もともとは伝統工芸の実態調査とデータセット作品の制作活動にあたり、縮小している原因を追求し、抜本的な解
決策を見いだすことが目的でした。活動の過程で、企業数や従事者数、市場規模等のデータ収集は難航しました。10
年前まではいくつかの統計資料が確認できるものの以降の年の資料が見つからない状況となっています。原因として、
あまりの縮小により近年は全国がまとまった統計資料が存在しないことがわかってきました。
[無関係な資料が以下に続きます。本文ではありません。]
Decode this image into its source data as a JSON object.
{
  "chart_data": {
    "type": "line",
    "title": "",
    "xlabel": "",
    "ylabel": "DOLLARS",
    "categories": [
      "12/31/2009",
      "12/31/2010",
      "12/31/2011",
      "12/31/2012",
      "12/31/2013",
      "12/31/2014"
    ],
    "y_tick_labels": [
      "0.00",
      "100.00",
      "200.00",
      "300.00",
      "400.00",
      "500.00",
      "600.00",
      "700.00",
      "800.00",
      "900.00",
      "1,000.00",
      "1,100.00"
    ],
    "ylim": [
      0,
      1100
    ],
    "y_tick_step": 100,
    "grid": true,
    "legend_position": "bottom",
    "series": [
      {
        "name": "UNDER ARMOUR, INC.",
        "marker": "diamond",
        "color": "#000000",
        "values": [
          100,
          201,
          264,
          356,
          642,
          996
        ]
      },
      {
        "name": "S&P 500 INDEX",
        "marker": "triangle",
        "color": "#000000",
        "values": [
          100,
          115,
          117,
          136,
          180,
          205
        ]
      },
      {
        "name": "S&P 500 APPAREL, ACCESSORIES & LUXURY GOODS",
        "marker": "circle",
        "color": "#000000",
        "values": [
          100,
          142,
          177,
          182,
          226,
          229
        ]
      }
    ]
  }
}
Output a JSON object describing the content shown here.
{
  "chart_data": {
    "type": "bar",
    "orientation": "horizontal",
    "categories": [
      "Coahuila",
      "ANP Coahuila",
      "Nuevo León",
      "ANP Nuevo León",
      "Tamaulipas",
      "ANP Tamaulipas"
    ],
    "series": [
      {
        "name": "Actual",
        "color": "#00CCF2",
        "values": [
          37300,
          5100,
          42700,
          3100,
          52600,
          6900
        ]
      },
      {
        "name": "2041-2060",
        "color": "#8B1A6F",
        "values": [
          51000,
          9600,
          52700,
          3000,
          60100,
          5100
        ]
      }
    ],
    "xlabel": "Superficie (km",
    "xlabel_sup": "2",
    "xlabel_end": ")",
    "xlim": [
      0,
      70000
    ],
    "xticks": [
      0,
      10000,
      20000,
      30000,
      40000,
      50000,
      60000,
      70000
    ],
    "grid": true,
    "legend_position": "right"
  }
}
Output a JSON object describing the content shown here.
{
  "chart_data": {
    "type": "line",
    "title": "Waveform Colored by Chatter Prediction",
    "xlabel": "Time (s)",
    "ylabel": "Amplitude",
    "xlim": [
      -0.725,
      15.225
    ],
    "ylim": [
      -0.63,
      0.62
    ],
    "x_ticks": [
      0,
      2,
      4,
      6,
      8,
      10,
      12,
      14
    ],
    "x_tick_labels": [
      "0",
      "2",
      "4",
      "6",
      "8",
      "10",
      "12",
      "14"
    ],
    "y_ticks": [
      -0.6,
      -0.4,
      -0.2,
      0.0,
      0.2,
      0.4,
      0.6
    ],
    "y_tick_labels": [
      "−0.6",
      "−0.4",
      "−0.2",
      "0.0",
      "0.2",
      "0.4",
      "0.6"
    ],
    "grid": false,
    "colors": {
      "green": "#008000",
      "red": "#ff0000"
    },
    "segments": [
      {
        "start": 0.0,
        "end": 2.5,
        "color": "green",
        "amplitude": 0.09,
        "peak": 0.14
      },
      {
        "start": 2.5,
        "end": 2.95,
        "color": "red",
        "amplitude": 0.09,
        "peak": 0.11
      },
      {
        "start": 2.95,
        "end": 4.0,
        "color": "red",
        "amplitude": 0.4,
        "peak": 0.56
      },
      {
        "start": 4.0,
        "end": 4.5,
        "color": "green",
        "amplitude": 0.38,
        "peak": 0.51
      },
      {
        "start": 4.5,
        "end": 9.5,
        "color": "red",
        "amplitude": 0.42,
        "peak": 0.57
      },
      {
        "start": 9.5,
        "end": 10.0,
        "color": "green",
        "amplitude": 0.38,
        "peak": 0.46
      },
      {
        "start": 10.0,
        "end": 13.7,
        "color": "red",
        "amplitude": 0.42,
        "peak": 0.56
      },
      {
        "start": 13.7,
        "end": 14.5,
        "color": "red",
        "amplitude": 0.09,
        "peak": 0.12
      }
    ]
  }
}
伝統工芸品においては、
従事者数(伝統工芸の職人数)が最後の1人となっている例は少なくなく、市場規模を算定し、公開できるような状況で
はありませんでした。このような状況下、情報が古く不正確なことがあったとしても、データがないことよりも、あっ
た方が保護のための発展的活動ができると考え、データを整理したものです。主に、政府の統計資料として発表した
最後の年である 2006 年の資料を用いて、工芸品全体についてできる限りデータを揃えました。数値データは古く直
近の状況とは離れているものもあるかもしれません。しかしながら、伝統工芸品の情報をオープンデータのデータブ
ックにすることで、個々の産地で伝統工芸品の存在を知り、何かできることはないだろうかと考える市民がたった1
人でもいいから増やしたいという思いからです。特にデータの上で技術の存続が危機的状況と考えるものを自主的に
「希少伝統工芸品」と定義して、シグナルを入れました。伝統的工芸品は 100 年以上の歴史があるものを指します。
データブックのための本調査が全国各地で伝統工芸品を地域資源だと再認識し、活かされ、次の 100 年へと受けつぐ
ためのきっかけになることを願うものです。